Artikel zu Russlands Atomwaffen

IPPNW-Pressemitteilung vom 5. Mai 2019

Keine Stationierung von Kurz- und Mittelstreckenraketen in Europa

IPPNW-Jahrestreffen in Stuttgart

05.05.2019 Die ärztliche Friedensorganisation IPPNW hat die Bundesregierung auf ihrer Mitgliederversammlung am Wochenende in Stuttgart aufgefordert, die Stationierung von Kurz- und Mittelstreckenraketen in Deutschland nach dem Aussetzen des INF-Vertrages dauerhaft auszuschließen.
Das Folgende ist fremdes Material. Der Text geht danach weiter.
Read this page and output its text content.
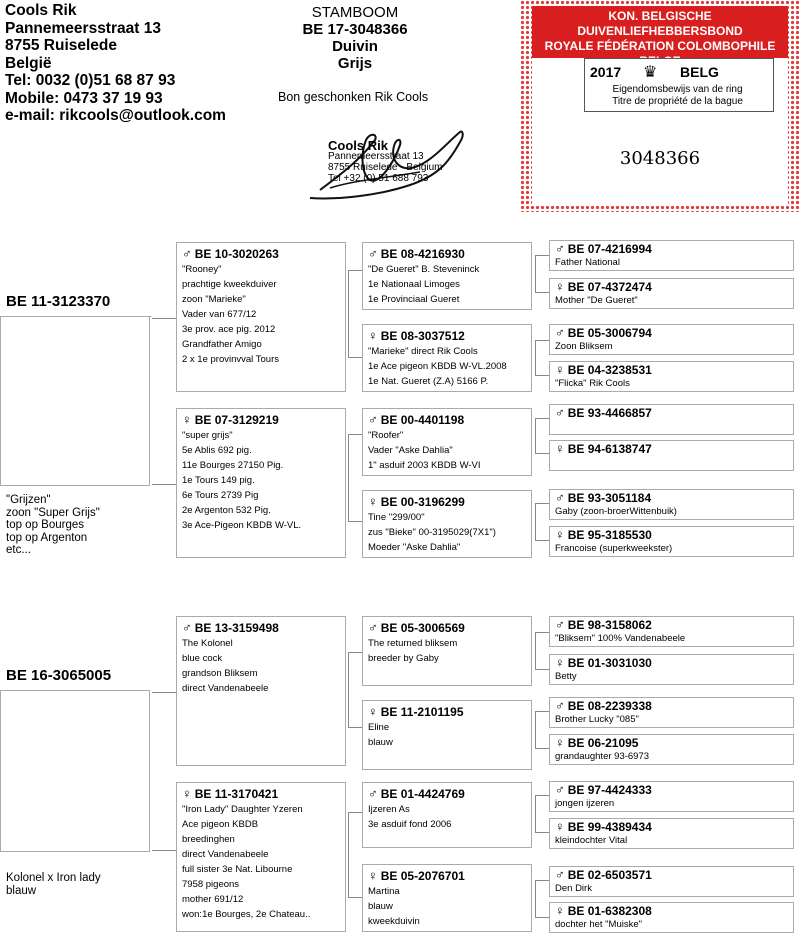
Cools Rik
Pannemeersstraat 13
8755 Ruiselede
België
Tel: 0032 (0)51 68 87 93
Mobile: 0473 37 19 93
e-mail: rikcools@outlook.com
STAMBOOM
BE 17-3048366
Duivin
Grijs
Bon geschonken Rik Cools
Cools Rik
Pannemeersstraat 13
8755 Ruiselede - Belgium
Tel +32 (0) 51 688 793
KON. BELGISCHE DUIVENLIEFHEBBERSBOND
ROYALE FÉDÉRATION COLOMBOPHILE
2017 ♛ BELG
Eigendomsbewijs van de ring
Titre de propriété de la bague
3048366
BE 11-3123370
"Grijzen"
zoon "Super Grijs"
top op Bourges
top op Argenton
etc...
BE 16-3065005
Kolonel x Iron lady
blauw
♂ BE 10-3020263
"Rooney"
prachtige kweekduiver
zoon "Marieke"
Vader van 677/12
3e prov. ace pig. 2012
Grandfather Amigo
2 x 1e provinvval Tours
♀ BE 07-3129219
"super grijs"
5e Ablis 692 pig.
11e Bourges 27150 Pig.
1e Tours 149 pig.
6e Tours 2739 Pig
2e Argenton 532 Pig.
3e Ace-Pigeon KBDB W-VL.
♂ BE 13-3159498
The Kolonel
blue cock
grandson Bliksem
direct Vandenabeele
♀ BE 11-3170421
"Iron Lady" Daughter Yzeren
Ace pigeon KBDB
breedinghen
direct Vandenabeele
full sister 3e Nat. Libourne
7958 pigeons
mother 691/12
won:1e Bourges, 2e Chateau..
♂ BE 08-4216930
"De Gueret" B. Steveninck
1e Nationaal Limoges
1e Provinciaal Gueret
♀ BE 08-3037512
"Marieke" direct Rik Cools
1e Ace pigeon KBDB W-VL.2008
1e Nat. Gueret (Z.A) 5166 P.
♂ BE 00-4401198
"Roofer"
Vader "Aske Dahlia"
1" asduif 2003 KBDB W-VI
♀ BE 00-3196299
Tine "299/00"
zus "Bieke" 00-3195029(7X1")
Moeder "Aske Dahlia"
♂ BE 05-3006569
The returned bliksem
breeder by Gaby
♀ BE 11-2101195
Eline
blauw
♂ BE 01-4424769
Ijzeren As
3e asduif fond 2006
♀ BE 05-2076701
Martina
blauw
kweekduivin
♂ BE 07-4216994
Father National
♀ BE 07-4372474
Mother "De Gueret"
♂ BE 05-3006794
Zoon Bliksem
♀ BE 04-3238531
"Flicka" Rik Cools
♂ BE 93-4466857
♀ BE 94-6138747
♂ BE 93-3051184
Gaby (zoon-broerWittenbuik)
♀ BE 95-3185530
Francoise (superkweekster)
♂ BE 98-3158062
"Bliksem" 100% Vandenabeele
♀ BE 01-3031030
Betty
♂ BE 08-2239338
Brother Lucky "085"
♀ BE 06-21095
grandaughter 93-6973
♂ BE 97-4424333
jongen ijzeren
♀ BE 99-4389434
kleindochter Vital
♂ BE 02-6503571
Den Dirk
♀ BE 01-6382308
dochter het "Muiske"
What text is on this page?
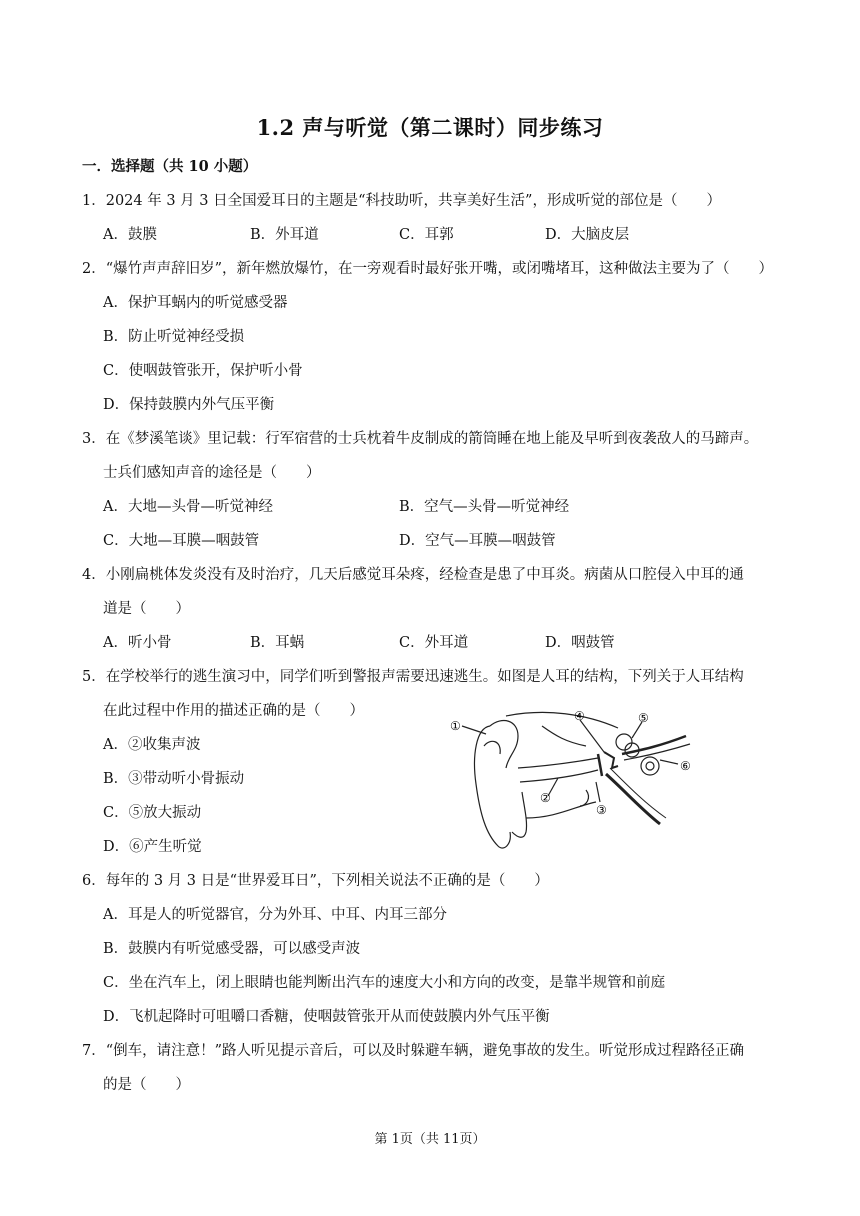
1.2 声与听觉（第二课时）同步练习
一．选择题（共 10 小题）
1．2024 年 3 月 3 日全国爱耳日的主题是“科技助听，共享美好生活”，形成听觉的部位是（　　）
A．鼓膜	B．外耳道	C．耳郭	D．大脑皮层
2．“爆竹声声辞旧岁”，新年燃放爆竹，在一旁观看时最好张开嘴，或闭嘴堵耳，这种做法主要为了（　　）
A．保护耳蜗内的听觉感受器
B．防止听觉神经受损
C．使咽鼓管张开，保护听小骨
D．保持鼓膜内外气压平衡
3．在《梦溪笔谈》里记载：行军宿营的士兵枕着牛皮制成的箭筒睡在地上能及早听到夜袭敌人的马蹄声。
士兵们感知声音的途径是（　　）
A．大地—头骨—听觉神经	B．空气—头骨—听觉神经
C．大地—耳膜—咽鼓管	D．空气—耳膜—咽鼓管
4．小刚扁桃体发炎没有及时治疗，几天后感觉耳朵疼，经检查是患了中耳炎。病菌从口腔侵入中耳的通
道是（　　）
A．听小骨	B．耳蜗	C．外耳道	D．咽鼓管
5．在学校举行的逃生演习中，同学们听到警报声需要迅速逃生。如图是人耳的结构，下列关于人耳结构
在此过程中作用的描述正确的是（　　）
A．②收集声波
B．③带动听小骨振动
C．⑤放大振动
D．⑥产生听觉
①
②
③
④	⑤
⑥
6．每年的 3 月 3 日是“世界爱耳日”，下列相关说法不正确的是（　　）
A．耳是人的听觉器官，分为外耳、中耳、内耳三部分
B．鼓膜内有听觉感受器，可以感受声波
C．坐在汽车上，闭上眼睛也能判断出汽车的速度大小和方向的改变，是靠半规管和前庭
D．飞机起降时可咀嚼口香糖，使咽鼓管张开从而使鼓膜内外气压平衡
7．“倒车，请注意！”路人听见提示音后，可以及时躲避车辆，避免事故的发生。听觉形成过程路径正确
的是（　　）
第 1页（共 11页）
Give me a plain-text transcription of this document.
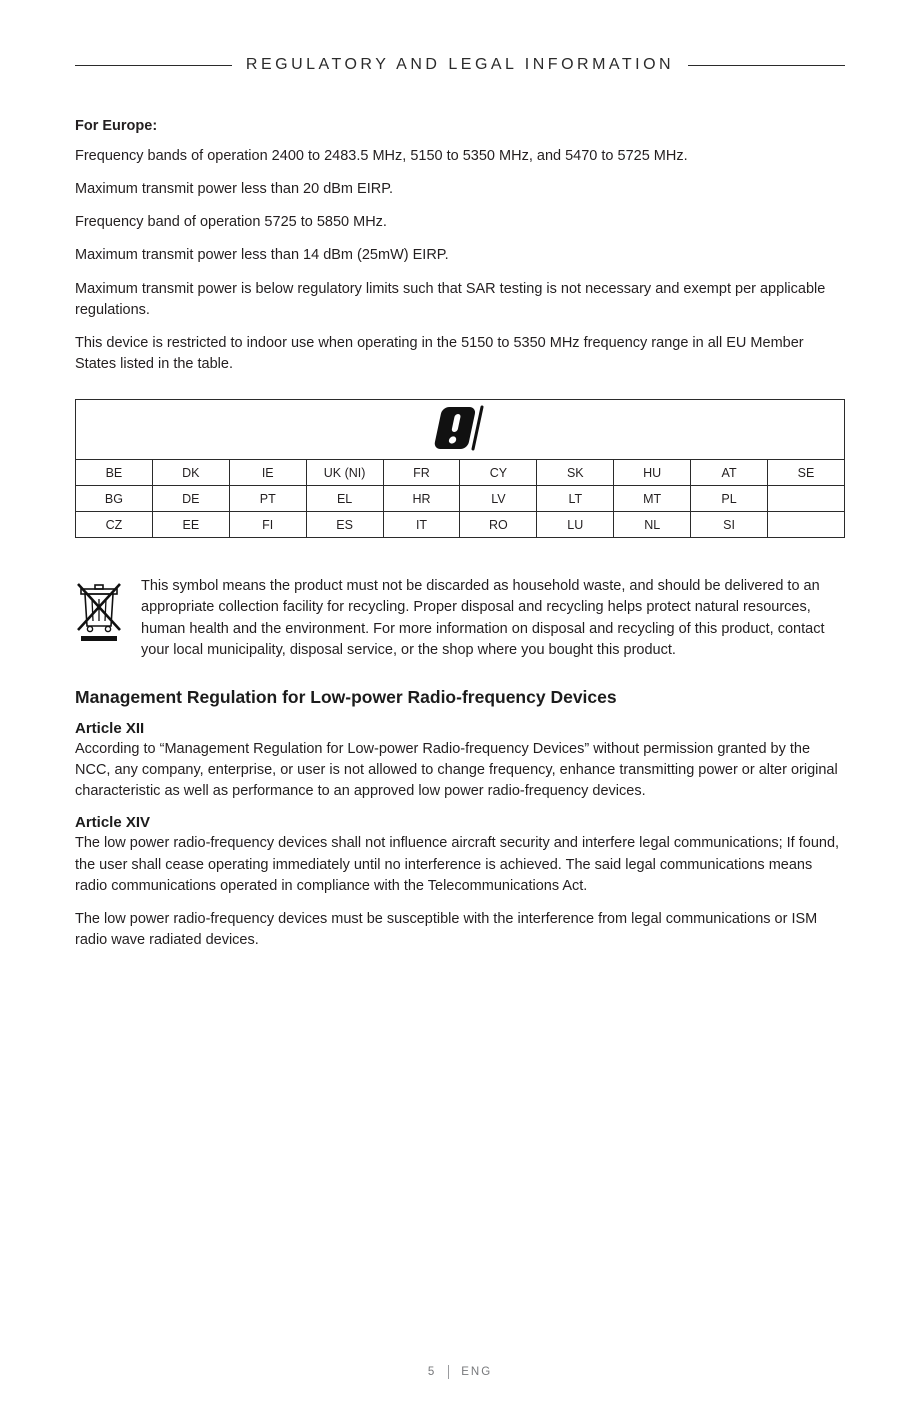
REGULATORY AND LEGAL INFORMATION

For Europe:

Frequency bands of operation 2400 to 2483.5 MHz, 5150 to 5350 MHz, and 5470 to 5725 MHz.

Maximum transmit power less than 20 dBm EIRP.

Frequency band of operation 5725 to 5850 MHz.

Maximum transmit power less than 14 dBm (25mW) EIRP.

Maximum transmit power is below regulatory limits such that SAR testing is not necessary and exempt per applicable regulations.

This device is restricted to indoor use when operating in the 5150 to 5350 MHz frequency range in all EU Member States listed in the table.

BE	DK	IE	UK (NI)	FR	CY	SK	HU	AT	SE
BG	DE	PT	EL	HR	LV	LT	MT	PL	
CZ	EE	FI	ES	IT	RO	LU	NL	SI	

This symbol means the product must not be discarded as household waste, and should be delivered to an appropriate collection facility for recycling. Proper disposal and recycling helps protect natural resources, human health and the environment. For more information on disposal and recycling of this product, contact your local municipality, disposal service, or the shop where you bought this product.

Management Regulation for Low-power Radio-frequency Devices
Article XII

According to “Management Regulation for Low-power Radio-frequency Devices” without permission granted by the NCC, any company, enterprise, or user is not allowed to change frequency, enhance transmitting power or alter original characteristic as well as performance to an approved low power radio-frequency devices.

Article XIV

The low power radio-frequency devices shall not influence aircraft security and interfere legal communications; If found, the user shall cease operating immediately until no interference is achieved. The said legal communications means radio communications operated in compliance with the Telecommunications Act.

The low power radio-frequency devices must be susceptible with the interference from legal communications or ISM radio wave radiated devices.

5 ENG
Die etwa 130 Ärzt*innen und Medizinstudierende forderten die Regierung auf, sich innerhalb der EU für ein neues Abkommen zwischen Russland, den USA, sowie den Mitgliedern von EU und NATO einzusetzen. Dieses soll die Stationierung von Kurz- und Mittelstreckenraketen sowie Raketenabwehrsystemen in Europa verbieten, unabhängig vom Trägersystem. Außerdem engagiert sich die IPPNW für das baldmöglichste Inkrafttreten des Atomwaffenverbotsvertrages, also die formelle völkerrechtliche Ächtung von Atomwaffen.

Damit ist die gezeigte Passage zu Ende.